The Others
It has spooky atmosphere, a wicked twist of an ending and an ice-cold grabber of a performance by Nicole Kidman as Grace, a mother who isolates her two children in a Victorian mansion on the British isle of Jersey near the end of World War II. Grace, who fears her husband (Christopher Eccleston) has died in battle, keeps her two kids — Anne (Alakina Mann) and Nicholas (James Bentley) — in the dark. Literally. She tells the new housekeeper (the expert Fionnula Flanagan) that daylight will cause fits in Anne and Nicholas. Curtains must always be drawn and doors firmly locked. Then the noises start, and the visions and the strange voices.

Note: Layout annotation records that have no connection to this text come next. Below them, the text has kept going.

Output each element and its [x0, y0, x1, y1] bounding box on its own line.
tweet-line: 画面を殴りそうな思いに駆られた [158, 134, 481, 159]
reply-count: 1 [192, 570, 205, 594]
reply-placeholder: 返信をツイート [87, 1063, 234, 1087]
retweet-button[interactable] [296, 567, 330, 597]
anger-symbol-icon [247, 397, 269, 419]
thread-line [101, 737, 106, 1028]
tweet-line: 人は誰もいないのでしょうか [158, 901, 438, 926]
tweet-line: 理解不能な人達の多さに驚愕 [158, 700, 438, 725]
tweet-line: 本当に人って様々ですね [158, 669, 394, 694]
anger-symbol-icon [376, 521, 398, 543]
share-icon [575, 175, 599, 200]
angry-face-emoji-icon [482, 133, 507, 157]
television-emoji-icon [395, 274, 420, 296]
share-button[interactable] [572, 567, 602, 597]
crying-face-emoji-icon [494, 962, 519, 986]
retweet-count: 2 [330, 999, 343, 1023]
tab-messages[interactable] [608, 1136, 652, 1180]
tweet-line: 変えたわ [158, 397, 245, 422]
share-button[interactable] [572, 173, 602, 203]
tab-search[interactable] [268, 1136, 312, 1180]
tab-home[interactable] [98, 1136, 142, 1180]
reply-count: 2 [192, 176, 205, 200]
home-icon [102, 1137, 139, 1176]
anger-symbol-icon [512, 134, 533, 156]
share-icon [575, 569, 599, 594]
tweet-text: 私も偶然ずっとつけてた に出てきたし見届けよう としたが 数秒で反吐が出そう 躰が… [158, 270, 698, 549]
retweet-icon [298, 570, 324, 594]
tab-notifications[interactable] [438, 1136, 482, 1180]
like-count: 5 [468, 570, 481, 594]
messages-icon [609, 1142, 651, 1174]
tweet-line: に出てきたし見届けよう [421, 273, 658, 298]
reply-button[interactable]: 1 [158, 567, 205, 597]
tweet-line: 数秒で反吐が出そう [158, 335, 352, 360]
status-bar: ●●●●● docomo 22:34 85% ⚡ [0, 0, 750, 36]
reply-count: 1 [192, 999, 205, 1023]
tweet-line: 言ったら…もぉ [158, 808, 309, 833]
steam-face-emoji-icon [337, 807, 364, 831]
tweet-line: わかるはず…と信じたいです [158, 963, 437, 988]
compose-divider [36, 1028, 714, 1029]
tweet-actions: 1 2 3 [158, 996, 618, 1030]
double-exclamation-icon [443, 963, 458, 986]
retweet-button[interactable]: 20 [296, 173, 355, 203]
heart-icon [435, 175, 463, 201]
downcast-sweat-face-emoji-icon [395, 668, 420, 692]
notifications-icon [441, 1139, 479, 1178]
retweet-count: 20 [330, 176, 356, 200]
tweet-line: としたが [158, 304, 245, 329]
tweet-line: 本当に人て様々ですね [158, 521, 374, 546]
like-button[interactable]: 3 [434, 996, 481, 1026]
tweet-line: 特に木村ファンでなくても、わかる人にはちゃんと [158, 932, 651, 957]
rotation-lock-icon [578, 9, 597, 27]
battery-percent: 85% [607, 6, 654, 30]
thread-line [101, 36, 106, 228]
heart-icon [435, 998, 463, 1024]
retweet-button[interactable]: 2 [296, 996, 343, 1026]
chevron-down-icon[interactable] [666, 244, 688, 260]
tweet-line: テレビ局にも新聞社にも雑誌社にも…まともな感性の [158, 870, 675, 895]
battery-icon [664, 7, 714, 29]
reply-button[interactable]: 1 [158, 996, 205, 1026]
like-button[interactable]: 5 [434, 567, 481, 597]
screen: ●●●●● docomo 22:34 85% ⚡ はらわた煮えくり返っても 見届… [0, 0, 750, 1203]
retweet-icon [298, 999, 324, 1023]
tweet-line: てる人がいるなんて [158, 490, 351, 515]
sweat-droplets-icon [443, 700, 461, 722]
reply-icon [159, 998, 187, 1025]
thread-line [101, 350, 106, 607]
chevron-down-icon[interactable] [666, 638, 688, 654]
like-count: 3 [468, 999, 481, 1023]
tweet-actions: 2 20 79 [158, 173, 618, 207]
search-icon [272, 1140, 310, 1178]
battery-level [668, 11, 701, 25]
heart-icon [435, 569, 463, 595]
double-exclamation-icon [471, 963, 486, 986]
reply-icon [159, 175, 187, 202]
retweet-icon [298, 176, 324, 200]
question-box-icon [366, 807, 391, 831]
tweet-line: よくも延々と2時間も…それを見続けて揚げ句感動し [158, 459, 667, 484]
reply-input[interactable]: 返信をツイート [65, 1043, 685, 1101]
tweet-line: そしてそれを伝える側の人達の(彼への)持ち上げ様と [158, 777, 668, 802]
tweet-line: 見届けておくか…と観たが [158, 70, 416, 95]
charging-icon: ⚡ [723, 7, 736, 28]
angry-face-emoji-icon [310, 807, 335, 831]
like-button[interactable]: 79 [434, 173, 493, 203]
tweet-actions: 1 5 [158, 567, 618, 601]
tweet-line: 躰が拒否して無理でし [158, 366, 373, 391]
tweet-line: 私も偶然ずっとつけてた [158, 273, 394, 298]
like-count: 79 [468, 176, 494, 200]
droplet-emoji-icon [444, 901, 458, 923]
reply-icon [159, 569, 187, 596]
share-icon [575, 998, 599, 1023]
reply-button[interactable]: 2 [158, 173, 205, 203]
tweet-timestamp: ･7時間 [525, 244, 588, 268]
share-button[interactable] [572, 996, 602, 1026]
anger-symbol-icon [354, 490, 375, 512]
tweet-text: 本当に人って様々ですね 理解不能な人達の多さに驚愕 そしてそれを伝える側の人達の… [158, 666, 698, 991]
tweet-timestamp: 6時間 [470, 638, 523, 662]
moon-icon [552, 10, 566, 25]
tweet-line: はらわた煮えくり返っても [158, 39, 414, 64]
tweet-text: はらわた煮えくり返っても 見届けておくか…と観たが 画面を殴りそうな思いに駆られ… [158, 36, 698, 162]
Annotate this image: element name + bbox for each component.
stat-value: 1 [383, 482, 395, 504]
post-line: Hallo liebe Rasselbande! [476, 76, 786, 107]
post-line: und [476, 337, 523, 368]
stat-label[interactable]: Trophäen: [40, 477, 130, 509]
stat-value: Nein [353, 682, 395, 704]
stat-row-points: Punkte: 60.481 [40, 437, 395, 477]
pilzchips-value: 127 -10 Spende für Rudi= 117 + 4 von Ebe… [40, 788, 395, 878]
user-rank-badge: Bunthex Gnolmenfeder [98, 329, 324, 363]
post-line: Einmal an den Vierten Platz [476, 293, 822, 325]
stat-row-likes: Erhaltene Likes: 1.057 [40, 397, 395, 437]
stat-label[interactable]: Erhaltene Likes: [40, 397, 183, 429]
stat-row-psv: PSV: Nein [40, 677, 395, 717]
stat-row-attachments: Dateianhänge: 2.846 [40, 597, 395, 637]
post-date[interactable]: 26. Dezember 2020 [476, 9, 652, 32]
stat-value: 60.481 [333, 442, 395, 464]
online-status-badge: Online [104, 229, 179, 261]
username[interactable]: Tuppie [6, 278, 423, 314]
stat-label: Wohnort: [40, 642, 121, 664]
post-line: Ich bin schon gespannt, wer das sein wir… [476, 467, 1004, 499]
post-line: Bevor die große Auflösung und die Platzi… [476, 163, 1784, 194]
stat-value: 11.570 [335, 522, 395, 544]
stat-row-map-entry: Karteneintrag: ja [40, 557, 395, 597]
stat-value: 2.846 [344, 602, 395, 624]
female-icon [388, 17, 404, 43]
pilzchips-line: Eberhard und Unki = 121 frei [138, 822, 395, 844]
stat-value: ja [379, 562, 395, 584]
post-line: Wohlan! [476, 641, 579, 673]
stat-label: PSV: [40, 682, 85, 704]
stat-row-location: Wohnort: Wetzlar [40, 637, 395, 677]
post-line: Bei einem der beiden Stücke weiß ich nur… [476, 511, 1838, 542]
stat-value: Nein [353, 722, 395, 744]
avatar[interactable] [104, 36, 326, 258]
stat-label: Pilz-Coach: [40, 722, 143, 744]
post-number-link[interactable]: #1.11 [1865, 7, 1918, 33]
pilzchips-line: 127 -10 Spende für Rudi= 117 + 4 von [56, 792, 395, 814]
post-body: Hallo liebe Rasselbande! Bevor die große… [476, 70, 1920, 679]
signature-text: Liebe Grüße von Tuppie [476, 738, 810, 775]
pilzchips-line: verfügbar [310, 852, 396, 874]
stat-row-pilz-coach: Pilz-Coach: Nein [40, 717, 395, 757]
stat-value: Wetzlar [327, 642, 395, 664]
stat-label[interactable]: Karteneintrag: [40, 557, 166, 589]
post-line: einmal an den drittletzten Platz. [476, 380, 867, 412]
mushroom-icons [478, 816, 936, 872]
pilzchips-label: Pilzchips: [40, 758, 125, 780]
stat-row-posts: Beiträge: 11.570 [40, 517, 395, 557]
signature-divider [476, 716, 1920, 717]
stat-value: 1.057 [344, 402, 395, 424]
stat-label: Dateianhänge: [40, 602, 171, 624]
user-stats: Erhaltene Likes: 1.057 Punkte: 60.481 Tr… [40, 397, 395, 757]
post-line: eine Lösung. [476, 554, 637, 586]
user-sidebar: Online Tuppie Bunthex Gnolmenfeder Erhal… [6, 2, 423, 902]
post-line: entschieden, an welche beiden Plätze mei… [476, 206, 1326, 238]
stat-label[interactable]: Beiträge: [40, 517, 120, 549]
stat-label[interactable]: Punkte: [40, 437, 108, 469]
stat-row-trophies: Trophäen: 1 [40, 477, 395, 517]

No fair revealing more plot details. But you should know that The Others is the American feature debut of the gifted young Spanish director Alejandro Amenebar, whose 1998 film, Open Your Eyes, has been remade as Vanilla Sky (due December 14th) by director Cameron Crowe and stars Tom Cruise, who served as co-producer on The Others before his marriage to Kidman went kaput. It’s not hard to see what Cruise sees in Amenebar — this is a filmmaker who knows how to hold an audience with artful stealth. Only some bumpy, arid passages in the script keep The Others out of the master class occupied by the likes of The Sixth Sense and, my favorite, 1961’s The Innocents, based on Henry James’ The Turn of the Screw. When it comes to turning the screws of psychological terror, Amenebar is an expert technician.